Natürliche Mittel gegen Dauererrektion bei Rüden

  • Kennt jemand natürliche Mittel um eine Dauererrektion beim Rüden in den "Griff" zu bekommen?

    Kastration würde als letzte Wahl anstehen.

    Es war soweit, daß wässriges Blut aus seinem Penis tropfte und sich auch schon eine Entzündung gebildet hat. Beim TA bekam er erst mal eine Hormonspritze, um ihm Erleichterung zu verschaffen (Selbstverständlich keine Dauerlösung), ebenfalls wird derzeit die Entzündung behandelt.

    Dort kam auch der Hinweis auf die chemische Kastration, was aber nicht unbedingt empfehlenswert sei und sehr gut überlegt werden sollte. Ansonsten würde eine Katration anstehen, wenn dauerhaft keine Besserung eintritt, nach abklingen der Hormonspritze.

    Hat jemand in diesem Bereich schon Erfahrungen gemacht und kann hierzu Ratschläge geben? :hilfe:

    Ach ja, im Gehorsam und Umgang mit anderen Hunden (Rüden wie Hündinnen) habe ich keinerlei Probleme und mein Rüde ist vierjährig.

  • Finde ich auch sehr kritisch, ehrlich gesagt. Du kannst noch einen Versuch mit Mönchspfeffer starten, aber das scheint mir zu wenig. Bei einem solchen Hund würde auch ich ernsthaft über Kastration nachdenken. Habt Ihr mal den Hormonspiegel testen lassen?

  • Nein, bisher nicht.

    Wir hatten auch keine großen Probleme. Ohne die Blutstropfen hätte ich es ehrlich gesagt nicht einmal gemerkt, da im Verhalten überhaupt nicht auffällig.

    Stündlich kontrollieren, na ja, wer denkt denn eigentlich an so was??? :???:

    Klar, jetzt werde ich extrem darauf achten. Aufgrund der Gesundheit würde ich in klar sofort operieren lassen, auch wenn ich eigentlich keinen Kastraten möchte, kein Thema, dafür ist mir mein Süßer viel zu wichtig. Allerdings hat er massive Probleme mit der Narkose, daher suche ich auch nach Auswegen. Dauerhaft Chip oder Hormonspritze würde aber nicht in Frage kommen.

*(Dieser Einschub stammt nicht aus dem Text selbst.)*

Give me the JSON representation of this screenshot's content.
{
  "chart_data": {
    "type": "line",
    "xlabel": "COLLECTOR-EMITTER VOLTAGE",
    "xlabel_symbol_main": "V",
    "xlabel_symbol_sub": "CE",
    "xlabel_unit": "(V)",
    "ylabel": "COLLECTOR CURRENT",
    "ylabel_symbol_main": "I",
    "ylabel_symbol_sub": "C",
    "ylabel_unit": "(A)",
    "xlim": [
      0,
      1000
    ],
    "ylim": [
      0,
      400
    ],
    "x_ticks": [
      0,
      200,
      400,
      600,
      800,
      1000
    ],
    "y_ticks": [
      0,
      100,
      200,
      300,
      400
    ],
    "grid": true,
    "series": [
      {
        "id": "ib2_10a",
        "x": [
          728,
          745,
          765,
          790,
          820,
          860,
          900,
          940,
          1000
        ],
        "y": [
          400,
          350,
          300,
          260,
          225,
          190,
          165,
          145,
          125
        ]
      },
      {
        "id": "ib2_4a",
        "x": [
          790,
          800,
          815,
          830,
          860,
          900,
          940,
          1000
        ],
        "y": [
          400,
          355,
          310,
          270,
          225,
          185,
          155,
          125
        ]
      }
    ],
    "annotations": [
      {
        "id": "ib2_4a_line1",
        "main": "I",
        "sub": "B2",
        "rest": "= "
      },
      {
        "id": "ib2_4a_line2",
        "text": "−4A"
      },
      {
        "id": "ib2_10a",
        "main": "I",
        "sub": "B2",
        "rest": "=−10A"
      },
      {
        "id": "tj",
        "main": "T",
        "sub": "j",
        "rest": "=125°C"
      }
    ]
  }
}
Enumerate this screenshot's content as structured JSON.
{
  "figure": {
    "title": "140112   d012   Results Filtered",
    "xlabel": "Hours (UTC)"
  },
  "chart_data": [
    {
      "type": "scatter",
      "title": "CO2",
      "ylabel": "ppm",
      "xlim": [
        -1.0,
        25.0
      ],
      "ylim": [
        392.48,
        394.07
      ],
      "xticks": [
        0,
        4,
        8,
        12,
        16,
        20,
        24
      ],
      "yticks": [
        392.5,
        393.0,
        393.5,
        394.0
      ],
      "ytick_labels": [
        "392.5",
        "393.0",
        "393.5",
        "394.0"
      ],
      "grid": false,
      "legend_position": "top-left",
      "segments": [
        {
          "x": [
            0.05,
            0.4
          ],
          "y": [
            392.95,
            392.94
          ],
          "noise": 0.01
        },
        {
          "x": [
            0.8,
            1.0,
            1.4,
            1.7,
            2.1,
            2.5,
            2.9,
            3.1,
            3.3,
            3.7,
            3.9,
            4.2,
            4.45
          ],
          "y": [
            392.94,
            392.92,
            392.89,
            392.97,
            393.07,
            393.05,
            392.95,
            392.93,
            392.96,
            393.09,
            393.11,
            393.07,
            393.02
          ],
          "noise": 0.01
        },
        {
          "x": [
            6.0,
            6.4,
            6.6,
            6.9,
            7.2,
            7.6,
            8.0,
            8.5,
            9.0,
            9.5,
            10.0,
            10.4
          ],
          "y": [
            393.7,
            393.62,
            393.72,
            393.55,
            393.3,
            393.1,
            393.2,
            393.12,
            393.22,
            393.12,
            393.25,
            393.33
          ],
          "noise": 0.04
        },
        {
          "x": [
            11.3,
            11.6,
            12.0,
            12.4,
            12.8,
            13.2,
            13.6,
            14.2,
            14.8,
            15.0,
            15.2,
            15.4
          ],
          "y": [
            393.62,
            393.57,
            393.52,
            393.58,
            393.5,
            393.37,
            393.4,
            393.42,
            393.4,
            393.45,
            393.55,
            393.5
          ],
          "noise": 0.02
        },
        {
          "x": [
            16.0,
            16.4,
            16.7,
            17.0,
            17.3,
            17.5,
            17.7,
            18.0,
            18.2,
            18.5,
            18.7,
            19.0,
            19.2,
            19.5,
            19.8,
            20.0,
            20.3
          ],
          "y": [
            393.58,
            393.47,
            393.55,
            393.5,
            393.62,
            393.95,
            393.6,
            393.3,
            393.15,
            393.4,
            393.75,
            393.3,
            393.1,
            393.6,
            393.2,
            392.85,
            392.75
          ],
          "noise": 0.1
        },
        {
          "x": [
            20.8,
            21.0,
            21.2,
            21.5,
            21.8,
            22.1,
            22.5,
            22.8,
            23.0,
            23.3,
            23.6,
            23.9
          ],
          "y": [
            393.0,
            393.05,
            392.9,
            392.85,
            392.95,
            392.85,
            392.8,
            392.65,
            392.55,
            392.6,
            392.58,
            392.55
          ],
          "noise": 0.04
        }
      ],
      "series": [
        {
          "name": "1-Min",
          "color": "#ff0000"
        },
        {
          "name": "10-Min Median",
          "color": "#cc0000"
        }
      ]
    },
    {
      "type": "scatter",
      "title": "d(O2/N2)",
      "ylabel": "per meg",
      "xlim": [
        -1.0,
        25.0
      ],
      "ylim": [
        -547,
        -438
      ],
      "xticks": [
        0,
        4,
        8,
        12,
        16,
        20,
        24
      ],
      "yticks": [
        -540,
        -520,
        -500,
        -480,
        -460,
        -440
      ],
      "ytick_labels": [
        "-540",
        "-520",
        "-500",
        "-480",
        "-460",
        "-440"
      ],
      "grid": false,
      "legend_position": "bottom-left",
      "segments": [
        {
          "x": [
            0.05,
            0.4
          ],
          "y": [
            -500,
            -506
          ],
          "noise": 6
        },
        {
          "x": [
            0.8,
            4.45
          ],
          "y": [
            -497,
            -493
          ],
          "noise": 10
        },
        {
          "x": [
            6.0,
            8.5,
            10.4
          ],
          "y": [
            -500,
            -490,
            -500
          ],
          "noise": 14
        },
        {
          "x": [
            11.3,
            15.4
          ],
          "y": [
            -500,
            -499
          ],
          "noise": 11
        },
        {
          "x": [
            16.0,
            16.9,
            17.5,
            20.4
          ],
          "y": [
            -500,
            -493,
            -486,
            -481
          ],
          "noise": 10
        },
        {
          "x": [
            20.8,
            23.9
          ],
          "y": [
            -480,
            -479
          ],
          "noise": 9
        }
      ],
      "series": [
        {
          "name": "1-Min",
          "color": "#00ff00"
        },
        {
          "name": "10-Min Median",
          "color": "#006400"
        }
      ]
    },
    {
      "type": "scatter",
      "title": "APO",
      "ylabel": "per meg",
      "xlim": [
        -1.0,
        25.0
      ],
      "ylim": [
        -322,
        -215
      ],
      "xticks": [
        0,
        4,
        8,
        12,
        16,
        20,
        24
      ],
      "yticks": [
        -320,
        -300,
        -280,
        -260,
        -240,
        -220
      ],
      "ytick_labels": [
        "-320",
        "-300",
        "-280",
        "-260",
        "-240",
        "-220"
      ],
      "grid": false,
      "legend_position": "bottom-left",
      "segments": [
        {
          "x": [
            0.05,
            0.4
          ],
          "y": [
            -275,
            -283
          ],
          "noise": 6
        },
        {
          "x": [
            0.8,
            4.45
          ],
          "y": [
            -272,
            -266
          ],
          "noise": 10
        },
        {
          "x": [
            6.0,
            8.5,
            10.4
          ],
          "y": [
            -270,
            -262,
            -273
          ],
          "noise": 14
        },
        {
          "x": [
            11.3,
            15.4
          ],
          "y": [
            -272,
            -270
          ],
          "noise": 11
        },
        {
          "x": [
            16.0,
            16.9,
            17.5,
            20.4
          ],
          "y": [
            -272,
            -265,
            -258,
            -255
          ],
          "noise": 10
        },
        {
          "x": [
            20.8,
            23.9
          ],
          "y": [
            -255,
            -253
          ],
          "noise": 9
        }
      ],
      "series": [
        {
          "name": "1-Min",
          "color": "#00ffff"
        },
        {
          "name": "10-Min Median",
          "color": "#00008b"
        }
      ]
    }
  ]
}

    Mönchspfeffer??? Wie wirkt dieser denn. Muß auch mal googlen gehen.

    Gut, wir haben eine Hündin (fast 10) und zwei Rüden (4 und 2 Jahre) alle unkastriert, allerdings nie Welpen gehabt.

    Bisher hat es eigentlich immer sehr gut funktioniert. Allerdings leben im Umkreis von 200m noch vier unkastrierte Hündinnen.

    Unsere Hündin geht jetzt allerdings auf die Läufigkeit zu und noch mindestens eine Nachbarshündin.

    Hmmm??? Bisher hatten wir diese Probleme aber noch nicht gehabt, oder aber ich hätte wirklich nix gemerkt, was über längere Zeit aber unwahrscheinlich wäre.

    Kann sich so etwas im Laufe der Jahre entwickeln und immer stärker werden? Seit ca. zwei Jahren tröpfelt er mal, aber ohne jegliche Entzündung bisher. Habe eigentlich die Hoffnung, das es wieder rückläufig werden könnte. :ops:

  • Der Hund einer Nachbarin hatte ein übersteigetes Sexualverhalten.
    er stand eines nachts über dem familiengast und wollte sich vergnügen.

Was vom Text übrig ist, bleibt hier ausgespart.